Als er ein wenig Abstand zu Shunsui aufgebaut hatte, wandte er sich ihm wieder zu.
Ausatmen. Wenn Shunsui genau hinschaute, konnte er ein Lächeln in Isamus Gesicht entdecken. Seinen Ursprung hatte es in einer tiefen Zufriedenheit darüber, tatsächlich einen passenden Trainingspartner gefunden zu haben. Trotz des bizarren Outfits zweifelte er nun nicht mehr an der Kraft des nächsten Schlags. Als Shunsui dann seine Körperhaltung veränderte, wusste Isamu, dass es Zeit war sich zu konzentrieren.

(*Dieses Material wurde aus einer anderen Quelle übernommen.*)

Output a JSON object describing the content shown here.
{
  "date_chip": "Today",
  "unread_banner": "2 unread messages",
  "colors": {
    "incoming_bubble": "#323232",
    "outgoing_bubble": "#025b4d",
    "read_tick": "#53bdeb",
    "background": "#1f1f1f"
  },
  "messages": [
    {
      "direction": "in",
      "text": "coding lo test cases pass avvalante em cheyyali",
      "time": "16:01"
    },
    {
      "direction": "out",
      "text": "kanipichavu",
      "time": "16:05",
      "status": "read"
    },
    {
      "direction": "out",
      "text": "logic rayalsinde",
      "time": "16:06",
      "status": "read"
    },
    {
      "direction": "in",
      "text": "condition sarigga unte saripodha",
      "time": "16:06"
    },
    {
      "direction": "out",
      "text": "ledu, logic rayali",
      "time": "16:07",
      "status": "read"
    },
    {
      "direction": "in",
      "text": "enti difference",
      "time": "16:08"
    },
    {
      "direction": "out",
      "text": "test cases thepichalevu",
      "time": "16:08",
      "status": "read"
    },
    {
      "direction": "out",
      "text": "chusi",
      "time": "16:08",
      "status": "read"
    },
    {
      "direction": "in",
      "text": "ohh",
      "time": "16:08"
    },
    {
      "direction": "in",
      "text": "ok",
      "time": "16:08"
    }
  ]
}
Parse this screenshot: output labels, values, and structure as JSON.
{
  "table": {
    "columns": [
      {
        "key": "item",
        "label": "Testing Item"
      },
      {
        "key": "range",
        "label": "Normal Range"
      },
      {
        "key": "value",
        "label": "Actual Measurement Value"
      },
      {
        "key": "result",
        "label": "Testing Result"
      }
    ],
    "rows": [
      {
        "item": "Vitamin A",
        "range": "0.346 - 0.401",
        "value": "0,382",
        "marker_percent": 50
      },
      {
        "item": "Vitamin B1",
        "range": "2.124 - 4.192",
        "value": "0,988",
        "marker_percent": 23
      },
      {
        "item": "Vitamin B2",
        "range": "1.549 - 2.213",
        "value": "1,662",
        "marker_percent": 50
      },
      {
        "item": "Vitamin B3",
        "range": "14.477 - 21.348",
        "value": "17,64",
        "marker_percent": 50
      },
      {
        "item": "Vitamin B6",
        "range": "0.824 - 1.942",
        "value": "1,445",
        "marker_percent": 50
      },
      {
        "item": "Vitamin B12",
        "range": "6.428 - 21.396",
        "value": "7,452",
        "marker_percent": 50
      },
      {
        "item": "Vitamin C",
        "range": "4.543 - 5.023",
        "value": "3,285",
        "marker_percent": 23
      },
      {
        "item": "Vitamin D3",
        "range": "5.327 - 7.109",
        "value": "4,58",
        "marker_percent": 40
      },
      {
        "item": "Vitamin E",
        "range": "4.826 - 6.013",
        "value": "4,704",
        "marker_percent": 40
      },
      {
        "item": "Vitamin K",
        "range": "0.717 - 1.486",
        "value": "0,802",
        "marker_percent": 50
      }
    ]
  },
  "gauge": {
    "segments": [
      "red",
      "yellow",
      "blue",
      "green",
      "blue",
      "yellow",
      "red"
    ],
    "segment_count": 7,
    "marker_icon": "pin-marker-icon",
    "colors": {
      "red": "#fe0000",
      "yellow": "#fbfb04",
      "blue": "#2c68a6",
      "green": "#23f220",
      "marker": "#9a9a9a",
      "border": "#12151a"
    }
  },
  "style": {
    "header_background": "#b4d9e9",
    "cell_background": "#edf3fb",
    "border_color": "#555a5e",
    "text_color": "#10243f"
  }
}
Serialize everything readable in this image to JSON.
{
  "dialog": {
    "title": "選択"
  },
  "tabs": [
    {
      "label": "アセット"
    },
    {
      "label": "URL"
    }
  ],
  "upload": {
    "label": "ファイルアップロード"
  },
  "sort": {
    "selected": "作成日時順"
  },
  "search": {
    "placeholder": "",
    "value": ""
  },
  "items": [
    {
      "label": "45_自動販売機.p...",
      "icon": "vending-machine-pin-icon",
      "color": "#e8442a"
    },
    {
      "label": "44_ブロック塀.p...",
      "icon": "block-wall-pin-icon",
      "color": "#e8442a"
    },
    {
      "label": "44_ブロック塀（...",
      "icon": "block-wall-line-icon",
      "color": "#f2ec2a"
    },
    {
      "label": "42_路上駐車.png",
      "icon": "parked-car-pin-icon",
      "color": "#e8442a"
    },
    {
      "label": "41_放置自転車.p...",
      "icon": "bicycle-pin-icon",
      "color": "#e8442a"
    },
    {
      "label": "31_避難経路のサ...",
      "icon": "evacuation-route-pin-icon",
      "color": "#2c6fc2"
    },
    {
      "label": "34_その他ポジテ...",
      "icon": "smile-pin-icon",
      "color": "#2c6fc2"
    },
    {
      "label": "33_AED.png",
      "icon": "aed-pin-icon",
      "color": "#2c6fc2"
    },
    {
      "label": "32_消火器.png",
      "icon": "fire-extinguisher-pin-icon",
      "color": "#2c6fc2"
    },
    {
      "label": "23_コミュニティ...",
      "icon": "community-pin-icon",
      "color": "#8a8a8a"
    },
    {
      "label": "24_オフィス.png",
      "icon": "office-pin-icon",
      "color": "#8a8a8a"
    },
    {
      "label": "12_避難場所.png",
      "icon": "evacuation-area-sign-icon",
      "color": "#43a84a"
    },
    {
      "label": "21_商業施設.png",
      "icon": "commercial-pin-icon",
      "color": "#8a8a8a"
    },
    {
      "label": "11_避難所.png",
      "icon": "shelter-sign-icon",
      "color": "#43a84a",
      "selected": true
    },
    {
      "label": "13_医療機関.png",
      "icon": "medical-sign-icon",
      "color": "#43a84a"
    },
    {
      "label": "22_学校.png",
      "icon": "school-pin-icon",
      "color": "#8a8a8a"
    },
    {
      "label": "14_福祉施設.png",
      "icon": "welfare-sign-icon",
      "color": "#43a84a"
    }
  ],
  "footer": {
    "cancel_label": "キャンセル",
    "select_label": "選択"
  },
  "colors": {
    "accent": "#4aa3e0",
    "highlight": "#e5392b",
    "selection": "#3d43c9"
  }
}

Er kannte die Haltung, die Shunsui einnahm, nicht – wahrscheinlich war es ein Kampfstil, der ihm nicht bekannt war – aber er hatte bereits einige Duelle geführt und etliche beobachtet. Es war dieser besondere Moment des ersten Angriffs. Normalerweise stellte sich hier die Frage, wer den ersten Schritt tun würde. Man würde jede Regung des gegnerischen Körpers beobachten, um Hinweise darauf zu erhalten, wann es losgehen würde und wie man darauf reagieren konnte oder ob man selbst den ersten Schritt tat. Heute war das nicht nötig, denn die Rollen waren klar verteilt. Dennoch nutzte Isamu die wenigen Momente, die er noch hatte, um Shunsui zu beobachten. Eine solche Darbietung sah man schließlich nicht jeden Tag.
Wow. Sogar aus der Entfernung konnte Isamu genau sehen, wie Shunsui sich aufplusterte und seinen Körper in den Angriffsmodus versetzte. Es sah fast so aus, als wolle ein Monster aus der Hülle des Sachbearbeiters Shunsui ausbrechen, als dieser seine Muskeln mehr und mehr anspannte.
„Jederzeit.“, entgegnete Isamu schnell auf Shunsuis Frage, denn er machte sich fast schon ein wenig Sorgen, dass sich gleich ein Knopf von Shunsuis Hemd löste und Shunsui mit einem K.O.-Treffer zuvorkam.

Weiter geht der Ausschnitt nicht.